В чем Энцио почти не изменился, так это в своем упрямом отрицании
духовных традиций. Как я очень скоро заметила, он, по-видимому, считал
частью своей миссии внушить мне мысль о том, что университет - он сказал
"сегодняшний университет" - представляет собой "малое зло", необходимое для
того, чтобы добиться чего-либо в жизни, - он сказал "в этом пока еще
существующем мире". Время от времени он разражался филиппиками по поводу
всех лекций и семинаров, только лекции моего опекуна составляли исключение.
Потому-то он сразу же согласился взять меня с собой на одну из этих лекций,
которые, к сожалению, не входили в программу занятий, педантично
составленную им для меня. Мы условились сделать это в один из ближайших
дней, причем он иронично пообещал мне, что я непременно упаду там на колени
от благоговейного восторга. Я и в самом деле, входя в строгие, голые
аудитории, всегда испытывала нечто подобное тому, что когда-то испытывала в
Риме, рядом с бабушкой на Капитолии или в одном из тех величественно-гордых
музеев, хранящих сокровища Вечного города. Да, это казалось мне единственным
достойным сравнением. Воспитанная бабушкой, которая была дружна со многими
немецкими учеными, в благоговении перед наукой, я готова была утверждать,
что изящно изогнутая крыша прекрасного в своей благородной простоте
старинного здания университета увенчана незримой короной, перед которой
каждый внутренне должен почтительно склониться.

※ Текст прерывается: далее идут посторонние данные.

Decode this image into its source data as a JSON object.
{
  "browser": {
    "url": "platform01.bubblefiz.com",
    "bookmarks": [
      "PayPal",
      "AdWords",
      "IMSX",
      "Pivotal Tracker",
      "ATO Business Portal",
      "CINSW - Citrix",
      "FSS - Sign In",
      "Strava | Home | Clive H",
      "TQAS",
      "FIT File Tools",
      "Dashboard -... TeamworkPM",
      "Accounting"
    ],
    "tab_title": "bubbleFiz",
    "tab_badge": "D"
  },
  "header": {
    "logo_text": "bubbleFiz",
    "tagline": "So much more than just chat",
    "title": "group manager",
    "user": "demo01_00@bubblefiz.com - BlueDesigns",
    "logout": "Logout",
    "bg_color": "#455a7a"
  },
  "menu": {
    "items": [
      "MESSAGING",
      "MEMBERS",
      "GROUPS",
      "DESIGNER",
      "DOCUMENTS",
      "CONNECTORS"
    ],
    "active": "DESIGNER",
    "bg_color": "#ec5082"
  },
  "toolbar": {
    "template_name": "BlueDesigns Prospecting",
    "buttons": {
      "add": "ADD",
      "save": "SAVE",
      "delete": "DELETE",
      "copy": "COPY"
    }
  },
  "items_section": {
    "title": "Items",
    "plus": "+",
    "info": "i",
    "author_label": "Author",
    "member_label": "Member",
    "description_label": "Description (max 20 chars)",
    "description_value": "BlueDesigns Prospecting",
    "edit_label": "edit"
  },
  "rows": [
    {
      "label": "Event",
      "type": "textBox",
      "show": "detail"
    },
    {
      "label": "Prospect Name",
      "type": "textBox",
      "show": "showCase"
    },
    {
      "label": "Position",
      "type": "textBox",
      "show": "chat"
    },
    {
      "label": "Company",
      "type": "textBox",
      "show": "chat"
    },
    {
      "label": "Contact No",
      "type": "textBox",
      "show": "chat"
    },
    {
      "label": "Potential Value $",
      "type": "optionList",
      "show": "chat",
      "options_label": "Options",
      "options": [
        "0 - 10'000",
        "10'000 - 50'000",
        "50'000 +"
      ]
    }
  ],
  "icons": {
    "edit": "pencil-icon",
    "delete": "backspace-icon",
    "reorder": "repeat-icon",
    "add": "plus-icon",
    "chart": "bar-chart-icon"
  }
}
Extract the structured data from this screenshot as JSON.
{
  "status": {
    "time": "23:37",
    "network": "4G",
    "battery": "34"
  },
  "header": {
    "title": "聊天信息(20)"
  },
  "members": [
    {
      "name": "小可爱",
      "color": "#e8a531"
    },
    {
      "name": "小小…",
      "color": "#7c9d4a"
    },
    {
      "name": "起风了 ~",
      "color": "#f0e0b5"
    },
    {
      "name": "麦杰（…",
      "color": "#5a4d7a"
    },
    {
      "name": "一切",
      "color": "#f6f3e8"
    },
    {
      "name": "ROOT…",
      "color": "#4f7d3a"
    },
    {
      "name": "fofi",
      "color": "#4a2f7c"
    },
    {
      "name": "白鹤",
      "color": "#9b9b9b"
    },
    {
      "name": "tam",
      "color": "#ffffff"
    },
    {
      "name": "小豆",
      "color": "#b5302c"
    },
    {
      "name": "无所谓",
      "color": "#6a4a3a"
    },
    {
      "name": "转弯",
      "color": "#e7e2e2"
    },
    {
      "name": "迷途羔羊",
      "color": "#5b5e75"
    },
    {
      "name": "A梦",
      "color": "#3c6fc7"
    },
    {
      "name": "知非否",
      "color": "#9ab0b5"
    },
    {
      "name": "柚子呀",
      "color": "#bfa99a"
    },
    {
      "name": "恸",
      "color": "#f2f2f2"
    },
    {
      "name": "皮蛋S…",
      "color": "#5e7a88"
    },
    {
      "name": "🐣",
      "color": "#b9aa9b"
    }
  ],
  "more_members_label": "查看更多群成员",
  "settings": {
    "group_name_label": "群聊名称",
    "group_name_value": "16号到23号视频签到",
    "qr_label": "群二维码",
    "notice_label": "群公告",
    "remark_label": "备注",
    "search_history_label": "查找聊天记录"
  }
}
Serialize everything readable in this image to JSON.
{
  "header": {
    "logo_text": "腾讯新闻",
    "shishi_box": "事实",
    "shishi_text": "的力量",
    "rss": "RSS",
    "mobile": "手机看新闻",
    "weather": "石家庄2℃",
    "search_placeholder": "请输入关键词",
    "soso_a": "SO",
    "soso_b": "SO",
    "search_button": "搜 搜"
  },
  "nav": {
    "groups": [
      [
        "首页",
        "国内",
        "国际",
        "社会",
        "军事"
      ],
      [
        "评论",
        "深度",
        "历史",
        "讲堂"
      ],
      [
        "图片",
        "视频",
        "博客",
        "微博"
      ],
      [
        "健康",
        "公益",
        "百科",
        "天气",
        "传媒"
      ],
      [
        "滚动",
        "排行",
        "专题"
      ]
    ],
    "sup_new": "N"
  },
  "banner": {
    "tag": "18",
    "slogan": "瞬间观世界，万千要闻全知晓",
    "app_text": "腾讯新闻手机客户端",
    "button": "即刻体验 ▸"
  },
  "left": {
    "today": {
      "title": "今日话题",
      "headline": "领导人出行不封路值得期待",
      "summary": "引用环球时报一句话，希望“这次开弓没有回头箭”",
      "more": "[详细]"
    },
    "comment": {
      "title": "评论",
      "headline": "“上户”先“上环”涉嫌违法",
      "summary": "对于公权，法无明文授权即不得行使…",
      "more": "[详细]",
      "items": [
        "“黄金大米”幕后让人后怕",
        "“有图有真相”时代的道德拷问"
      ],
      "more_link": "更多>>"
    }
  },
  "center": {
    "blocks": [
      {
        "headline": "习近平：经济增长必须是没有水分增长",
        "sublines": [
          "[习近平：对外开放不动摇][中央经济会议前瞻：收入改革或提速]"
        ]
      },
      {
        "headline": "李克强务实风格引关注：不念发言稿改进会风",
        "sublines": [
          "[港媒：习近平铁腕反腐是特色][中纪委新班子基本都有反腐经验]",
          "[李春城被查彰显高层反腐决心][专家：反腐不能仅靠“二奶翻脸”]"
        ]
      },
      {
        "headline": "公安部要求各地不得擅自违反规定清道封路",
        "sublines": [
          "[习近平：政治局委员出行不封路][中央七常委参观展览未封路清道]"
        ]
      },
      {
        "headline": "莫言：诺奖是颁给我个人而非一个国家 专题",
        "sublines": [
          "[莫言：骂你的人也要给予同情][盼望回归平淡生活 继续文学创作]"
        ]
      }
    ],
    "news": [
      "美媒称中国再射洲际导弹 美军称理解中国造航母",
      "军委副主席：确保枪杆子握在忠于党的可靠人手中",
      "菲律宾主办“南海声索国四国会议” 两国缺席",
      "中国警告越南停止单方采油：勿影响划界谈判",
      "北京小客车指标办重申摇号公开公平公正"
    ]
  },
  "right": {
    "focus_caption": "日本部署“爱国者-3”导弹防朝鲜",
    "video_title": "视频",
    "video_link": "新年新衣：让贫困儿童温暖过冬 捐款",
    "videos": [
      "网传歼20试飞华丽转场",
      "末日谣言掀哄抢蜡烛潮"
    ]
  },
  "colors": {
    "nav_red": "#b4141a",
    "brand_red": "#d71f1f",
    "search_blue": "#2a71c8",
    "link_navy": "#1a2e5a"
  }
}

- Ты просто маленький пережиток довоенного времени, Зеркальце, -
говорил Энцио, качая головой, когда я произносила что-либо подобное вслух.
Я же отвечала на это, что ведь он сам сказал тогда на Старом мосту, что
я была вместе с ним на войне, - утверждение, которое он никак не пояснил. Он
и сегодня не стал вдаваться в подробности, а обстоятельно занялся своей
автоматической ручкой, чтобы писать для меня конспект.
Наши с ним отношения в эти первые дни были построены, как здесь
говорили, "на деловой основе" и ограничивались исключительно тем, что было
необходимо и полезно для моей учебы. Мы говорили, в сущности, только об
этом. Но вместе с тем мы все это время словно беседовали еще на каком-то
другом языке, том самом, которым овладели на празднично украшенной террасе в
мой первый вечер в Гейдельберге. Этот язык был прост и глубок, он был
совершенно беззвучен, но и совершенно понятен. Он был удивительно богат,
хотя в нем недоставало большинства выражений, он включал, по сути, лишь
одно-единственное выражение - знак нашего глубокого, несомненного единства.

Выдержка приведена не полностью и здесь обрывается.